Organic Farming Can Feed The World, Study Suggests

http://www.sciencedaily.com/releases/2007/07/070711134523.htm

"Can" means "could," not "is" or "will." It reminds me of the "productive capacity" fiasco that we hear about in oil production.

I can have sex with Sean Penn (to put a personal spin of WT's version of "capacity"). That, sadly, doesn't mean I will, or that he would even agree to it.

There is an existing agricultural apparatus in place, infrastructure and all. It is going to be around a long, long time.

"Organics" is NOT coming as the wave of the future "to feed the world." That's claptrap. It's for those of us who choose to use it locally, for our own purposes.

"Organics" farm practices--I'm tempted to dump the label and call them traditonal practices--are worthy in their own right and don't have to be romanticized as the savior of civilization.

Absent fossil fuels, people will have no choice but to farm organically. It won't be a matter of what they can do, or would like to do - they'll have no choice.

It's like we're saying, "the car's going to break down."
"Oh well we can walk home."
""Can" means "could", not "is" or "will"! Do you think people really want to walk home?!"
"Um, if the car's broken down, what choice do we have?"
"But I won't!"
"Okay, sit here and die, then."

People won't have a choice. It'll be "farm without fossil fuels, or don't farm at all." Since not farming at all means mass famine, people will farm without fossil fuels. Whether their particular method of farming will match your particular definition of "organic" farming I've no idea. But when the fossil fuels run short or at last when they run out, people will farm without them. Or they'll all die.

If for some bizarre reason your life depended on having sex with Sean Penn, I'm sure you'd find a way ;)

People won't have a choice. It'll be "farm without fossil fuels, or don't farm at all."

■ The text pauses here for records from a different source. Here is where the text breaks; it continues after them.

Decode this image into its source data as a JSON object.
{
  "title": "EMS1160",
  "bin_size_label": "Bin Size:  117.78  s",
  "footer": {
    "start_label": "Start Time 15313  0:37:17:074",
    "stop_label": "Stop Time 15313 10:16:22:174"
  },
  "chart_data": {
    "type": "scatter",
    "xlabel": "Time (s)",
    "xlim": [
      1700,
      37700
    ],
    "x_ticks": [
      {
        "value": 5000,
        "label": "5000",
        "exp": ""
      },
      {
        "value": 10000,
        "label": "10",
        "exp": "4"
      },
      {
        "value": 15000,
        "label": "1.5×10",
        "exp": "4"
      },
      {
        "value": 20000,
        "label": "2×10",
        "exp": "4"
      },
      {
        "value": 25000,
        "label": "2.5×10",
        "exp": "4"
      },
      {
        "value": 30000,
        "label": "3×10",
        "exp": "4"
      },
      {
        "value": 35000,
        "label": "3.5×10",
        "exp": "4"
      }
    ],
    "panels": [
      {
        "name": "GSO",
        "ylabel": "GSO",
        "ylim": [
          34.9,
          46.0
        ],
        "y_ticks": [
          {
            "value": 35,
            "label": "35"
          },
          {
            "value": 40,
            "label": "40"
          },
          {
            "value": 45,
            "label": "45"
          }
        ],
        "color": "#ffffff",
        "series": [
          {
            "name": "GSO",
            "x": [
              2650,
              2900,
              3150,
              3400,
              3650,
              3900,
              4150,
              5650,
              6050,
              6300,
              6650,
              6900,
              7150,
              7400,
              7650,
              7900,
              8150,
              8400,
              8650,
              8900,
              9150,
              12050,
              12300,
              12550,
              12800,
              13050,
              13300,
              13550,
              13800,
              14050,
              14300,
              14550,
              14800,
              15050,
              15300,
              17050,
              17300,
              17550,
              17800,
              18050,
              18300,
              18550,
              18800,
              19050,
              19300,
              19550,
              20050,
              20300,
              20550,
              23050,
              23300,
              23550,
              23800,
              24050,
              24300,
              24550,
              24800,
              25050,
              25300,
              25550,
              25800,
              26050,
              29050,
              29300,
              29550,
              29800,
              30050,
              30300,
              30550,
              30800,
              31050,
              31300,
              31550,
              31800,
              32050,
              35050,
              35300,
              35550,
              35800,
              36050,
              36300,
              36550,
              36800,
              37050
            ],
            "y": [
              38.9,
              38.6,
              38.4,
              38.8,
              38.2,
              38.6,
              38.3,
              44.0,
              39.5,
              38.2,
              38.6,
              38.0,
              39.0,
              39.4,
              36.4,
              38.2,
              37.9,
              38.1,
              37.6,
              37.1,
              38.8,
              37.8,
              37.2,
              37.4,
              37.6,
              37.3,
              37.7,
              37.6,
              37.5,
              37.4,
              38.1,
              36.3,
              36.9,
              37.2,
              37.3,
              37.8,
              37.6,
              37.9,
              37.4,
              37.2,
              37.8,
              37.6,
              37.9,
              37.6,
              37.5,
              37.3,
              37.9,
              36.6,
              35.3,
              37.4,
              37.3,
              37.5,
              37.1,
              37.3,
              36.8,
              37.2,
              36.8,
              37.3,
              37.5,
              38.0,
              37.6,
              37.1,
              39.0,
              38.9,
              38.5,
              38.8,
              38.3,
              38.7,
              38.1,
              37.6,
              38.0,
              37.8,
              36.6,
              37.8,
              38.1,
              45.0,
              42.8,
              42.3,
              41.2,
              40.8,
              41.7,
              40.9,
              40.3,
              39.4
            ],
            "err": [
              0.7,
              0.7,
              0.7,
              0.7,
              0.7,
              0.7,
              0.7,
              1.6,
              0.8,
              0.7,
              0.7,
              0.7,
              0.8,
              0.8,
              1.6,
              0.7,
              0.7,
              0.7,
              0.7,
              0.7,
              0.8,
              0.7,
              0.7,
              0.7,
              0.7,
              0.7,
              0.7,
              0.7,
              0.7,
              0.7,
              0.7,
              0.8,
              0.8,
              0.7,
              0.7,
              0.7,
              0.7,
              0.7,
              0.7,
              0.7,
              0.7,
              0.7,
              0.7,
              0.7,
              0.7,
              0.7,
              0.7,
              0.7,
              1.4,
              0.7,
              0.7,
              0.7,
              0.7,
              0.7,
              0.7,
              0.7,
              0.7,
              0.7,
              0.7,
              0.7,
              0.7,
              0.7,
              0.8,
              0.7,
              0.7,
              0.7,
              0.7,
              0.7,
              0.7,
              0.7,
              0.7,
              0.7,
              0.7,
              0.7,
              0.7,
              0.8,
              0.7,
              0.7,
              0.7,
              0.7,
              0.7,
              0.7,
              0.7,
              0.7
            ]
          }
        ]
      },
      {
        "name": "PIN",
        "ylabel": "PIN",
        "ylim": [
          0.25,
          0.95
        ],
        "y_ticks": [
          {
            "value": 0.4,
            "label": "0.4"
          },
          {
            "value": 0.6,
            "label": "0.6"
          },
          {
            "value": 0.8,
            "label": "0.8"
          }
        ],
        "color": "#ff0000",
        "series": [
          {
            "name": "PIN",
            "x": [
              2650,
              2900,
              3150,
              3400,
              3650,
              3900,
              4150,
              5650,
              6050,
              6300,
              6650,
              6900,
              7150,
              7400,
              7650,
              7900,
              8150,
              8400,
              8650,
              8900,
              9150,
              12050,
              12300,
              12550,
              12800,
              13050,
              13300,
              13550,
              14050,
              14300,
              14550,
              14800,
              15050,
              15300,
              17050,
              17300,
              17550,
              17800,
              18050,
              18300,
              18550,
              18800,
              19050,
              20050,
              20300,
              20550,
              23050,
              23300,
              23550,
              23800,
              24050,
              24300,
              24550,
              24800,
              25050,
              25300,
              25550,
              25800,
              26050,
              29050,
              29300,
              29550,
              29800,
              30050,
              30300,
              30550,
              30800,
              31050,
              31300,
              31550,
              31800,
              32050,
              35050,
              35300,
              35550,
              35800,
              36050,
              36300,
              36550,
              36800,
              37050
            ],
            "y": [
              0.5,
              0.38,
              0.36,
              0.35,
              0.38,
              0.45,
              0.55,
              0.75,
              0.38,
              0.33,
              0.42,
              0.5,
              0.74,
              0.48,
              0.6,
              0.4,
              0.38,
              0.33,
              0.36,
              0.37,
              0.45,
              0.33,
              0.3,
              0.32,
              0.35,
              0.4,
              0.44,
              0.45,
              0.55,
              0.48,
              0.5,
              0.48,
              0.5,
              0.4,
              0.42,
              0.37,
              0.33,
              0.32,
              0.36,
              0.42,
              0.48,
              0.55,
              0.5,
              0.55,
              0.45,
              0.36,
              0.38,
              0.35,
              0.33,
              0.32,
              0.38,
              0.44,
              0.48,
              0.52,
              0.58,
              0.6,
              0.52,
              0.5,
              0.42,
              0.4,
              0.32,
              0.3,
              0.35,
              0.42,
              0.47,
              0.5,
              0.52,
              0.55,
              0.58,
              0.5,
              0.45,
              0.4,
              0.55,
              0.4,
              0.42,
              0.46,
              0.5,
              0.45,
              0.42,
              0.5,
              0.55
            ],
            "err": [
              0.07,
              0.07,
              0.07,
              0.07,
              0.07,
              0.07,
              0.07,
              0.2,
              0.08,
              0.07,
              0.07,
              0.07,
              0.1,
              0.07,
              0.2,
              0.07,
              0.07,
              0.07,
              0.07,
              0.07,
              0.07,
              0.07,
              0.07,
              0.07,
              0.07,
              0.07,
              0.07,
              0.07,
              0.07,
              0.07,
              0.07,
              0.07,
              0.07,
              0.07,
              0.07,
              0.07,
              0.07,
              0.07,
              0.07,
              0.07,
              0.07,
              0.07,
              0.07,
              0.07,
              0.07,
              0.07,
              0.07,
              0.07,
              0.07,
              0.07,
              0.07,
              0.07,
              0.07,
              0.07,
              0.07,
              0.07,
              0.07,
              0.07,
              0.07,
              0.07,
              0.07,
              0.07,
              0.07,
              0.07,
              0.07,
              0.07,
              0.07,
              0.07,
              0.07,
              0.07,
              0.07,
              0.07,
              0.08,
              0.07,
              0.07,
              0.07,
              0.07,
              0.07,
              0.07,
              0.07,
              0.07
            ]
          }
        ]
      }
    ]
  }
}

K, I just don't agree that it's going to be like this. See my comments on "compensated shock" above.

Existing farming infrastructures are going to be preserved, at all costs. If memory serves, agriculture accounts for about 17% of current FF usage. In the case of shortages, fuel supplies can be shunted away from non-vital sources ("the extremities") to vital ones ("organs").

I'm not saying there won't be a renaissance in "organic" (ick. let's call it "traditonal") farming, ala Westexas' Victory Garden appeals.

Not that I'm giving up my compost heap! Oh, no, you'll have to pry my digging fork from my cold dead etcetera.

If for some bizarre reason your life depended on having sex with Sean Penn, I'm sure you'd find a way ;)

Luckily, it doesn't...Or should that be "sadly"??

17% of "finite and will run short some day" is still "finite and will run short some day."

At some point, the price or scarcity of fossil fuels and derivatives put into agriculture will make them just plain unaffordable and/or not worth it.

At that point, people will stop using them, and farming will, whether we like it or not, be organic.

Whether that point is 10 years or 100 years hence is not relevant to the discussion at hand: "will less energy mean more farmers?"

I reply "not less energy, but less fossil fuels will mean organic farming dominates, and organic farming uses more labour, so will mean more farmers."